Gaspard Ulliel avait incarné Yves Saint Laurent en 2014 dans le film de Bertrand Bonello «Saint Laurent» Gaspard Ulliel avait incarné Yves Saint Laurent en 2014 dans le film de Bertrand Bonello «Saint Laurent» [© carole Bethuel - mandarin - Europacorp]

Gaspard Ulliel est décédé ce mercredi, des suites de ses blessures après un accident de ski. Acteur à la sensibilité rare, il avait connu la consécration en 2014 en interprétant le rôle-titre dans le biopic «Saint Laurent», de Bertrand Bonello, dans la peau du grand couturier. Un personnage exigeant que l’acteur nous avait à l'époque confié avoir failli interpréter par le passé.

Incarner Saint Laurent avait une signification particulière pour vous?

Il y a quelques années, Gus Van Sant, avec lequel j’avais travaillé sur le film «Paris, je t’aime», avait pour projet d’adapter le livre «Beautiful People», d’Alicia Drake. Il avait été frappé par ma ressemblance avec une photo d’Yves Saint Laurent jeune qu’il avait vue dans un restaurant et m’avait proposé le rôle. Malheureusement, son projet a été avorté et j’en avais gardé une certaine frustration. Alors quand Bertrand Bonello a voulu me rencontrer, ça a créé une excitation supplémentaire.

Bertrand Bonnelo a-t-il pensé à d’autres comédiens que vous pour incarner Yves Saint Laurent ?

Pour ma part, j’ai rencontré Bertrand à quatre ou cinq reprises. Il m’a clairement dit qu’il allait passer par le processus des essais, qu’on allait se revoir pour faire des séances de travail.

Gus Van Sant avait été frappé de ma ressemblance avec Saint Laurent.
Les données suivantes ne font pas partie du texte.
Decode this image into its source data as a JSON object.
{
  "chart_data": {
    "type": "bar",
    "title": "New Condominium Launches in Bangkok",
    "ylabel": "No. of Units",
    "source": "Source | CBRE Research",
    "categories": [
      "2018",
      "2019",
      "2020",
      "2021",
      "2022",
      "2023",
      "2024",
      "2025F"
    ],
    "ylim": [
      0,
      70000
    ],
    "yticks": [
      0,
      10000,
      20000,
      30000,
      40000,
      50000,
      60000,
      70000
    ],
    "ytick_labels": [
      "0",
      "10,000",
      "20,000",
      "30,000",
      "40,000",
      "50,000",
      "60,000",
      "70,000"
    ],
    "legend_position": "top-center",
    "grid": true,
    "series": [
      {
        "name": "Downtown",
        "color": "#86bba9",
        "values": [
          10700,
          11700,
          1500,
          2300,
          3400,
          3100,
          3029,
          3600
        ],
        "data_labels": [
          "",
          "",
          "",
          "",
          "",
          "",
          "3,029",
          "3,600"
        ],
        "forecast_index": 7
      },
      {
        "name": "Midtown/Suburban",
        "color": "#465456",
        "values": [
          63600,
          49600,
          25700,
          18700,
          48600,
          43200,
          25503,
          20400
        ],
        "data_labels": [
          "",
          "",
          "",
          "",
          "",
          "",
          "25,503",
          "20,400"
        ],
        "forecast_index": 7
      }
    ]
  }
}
On a d’abord travaillé sur des extraits d’interviews de l’INA qu’on a essayé de reproduire. Ensuite sur des morceaux de scènes qu’il avait tirés du scénario. A ce stade-là, je n’avais pas encore lu le scénario.
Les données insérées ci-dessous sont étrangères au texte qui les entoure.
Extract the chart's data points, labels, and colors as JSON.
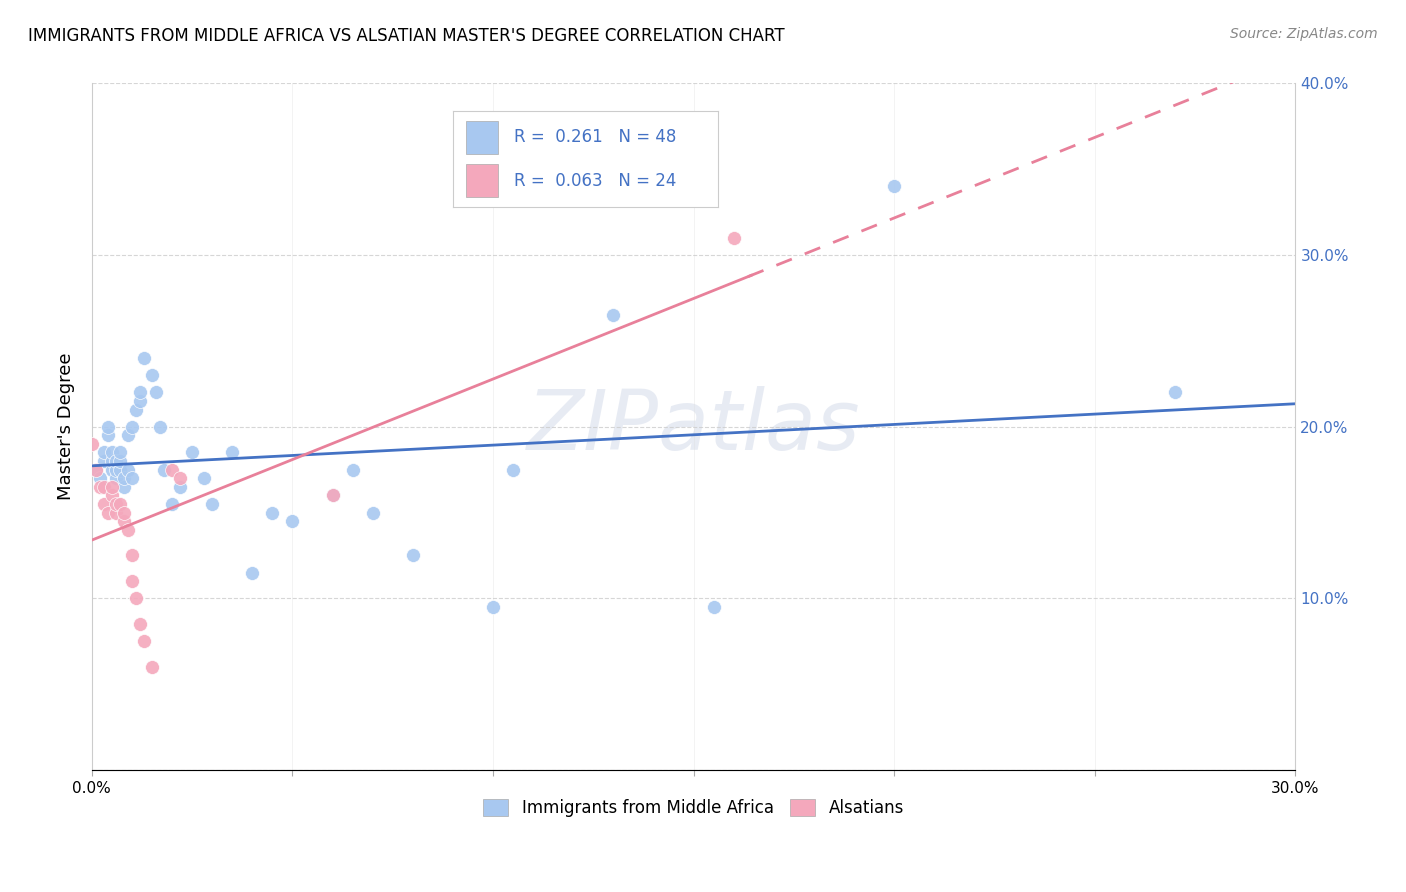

Qu’en avez-vous pensé après l’avoir lu ?

J’ai tout de suite vu que j’avais affaire à un projet un peu particulier, qu’il y avait une chose qui allait au-delà du simple biopic. Il y avait une richesse de thèmes qui me parlait par rapport à l’artiste, par rapport à la célébrité…

Vous avez grandi dans le milieu de la mode. Cette expérience vous a-t-elle aidé ?  

C’est plus une coïncidence. Ce que m’a transmis le fait que mes deux parents travaillent dans la mode, c’est avant tout une certaine sensibilité à la mode, au monde des arts. J’ai l’impression que le monde de la mode aujourd’hui n’est plus vraiment le même que celui de l’époque. C’est une industrie qui a énormément évolué. Le film s’inscrit dans une époque singulière, l’après 1968. Ce qui m’a vraiment aidé, c’est le travail de recherche que j’ai fait sur Saint Laurent, son œuvre et surtout l’époque.

Justement, quelles recherches avez-vous faites ?

J’ai retrouvé des archives télévisuelles à partir desquelles j’ai pu observer Saint Laurent à cet âge-là. Sinon, ça a été principalement des lectures : des biographies, le livre d’Alicia Drake. Ce livre a été un matériau très important dans ma recherche parce qu’il retranscrit fidèlement ce qu’était la vie dans ce micromilieu à l’époque. Au début, j’ai eu envie de tout savoir. Mais au bout d’un certain temps, je me suis aperçu que cela devenait un frein à mon travail. Je me sentais enseveli sous tout cet amas de vérité.

Et Bonello m’avait dit que son envie pour le personnage était d’y retrouver autant de moi que de Saint Laurent. Il fallait que je retrouve un espace totalement libre et vierge au-delà duquel je pouvais recréer, fantasmer des choses. Imaginer un personnage qui devrait être le mien et celui de Bertrand. Ca me permettait de faire circuler de l’émotion. Si j’étais rentré dans le mimétisme, je crois que cela aurait bloqué la sincérité.

La performance d’acteur tient donc moins au mimétisme qu’à l’appropriation ?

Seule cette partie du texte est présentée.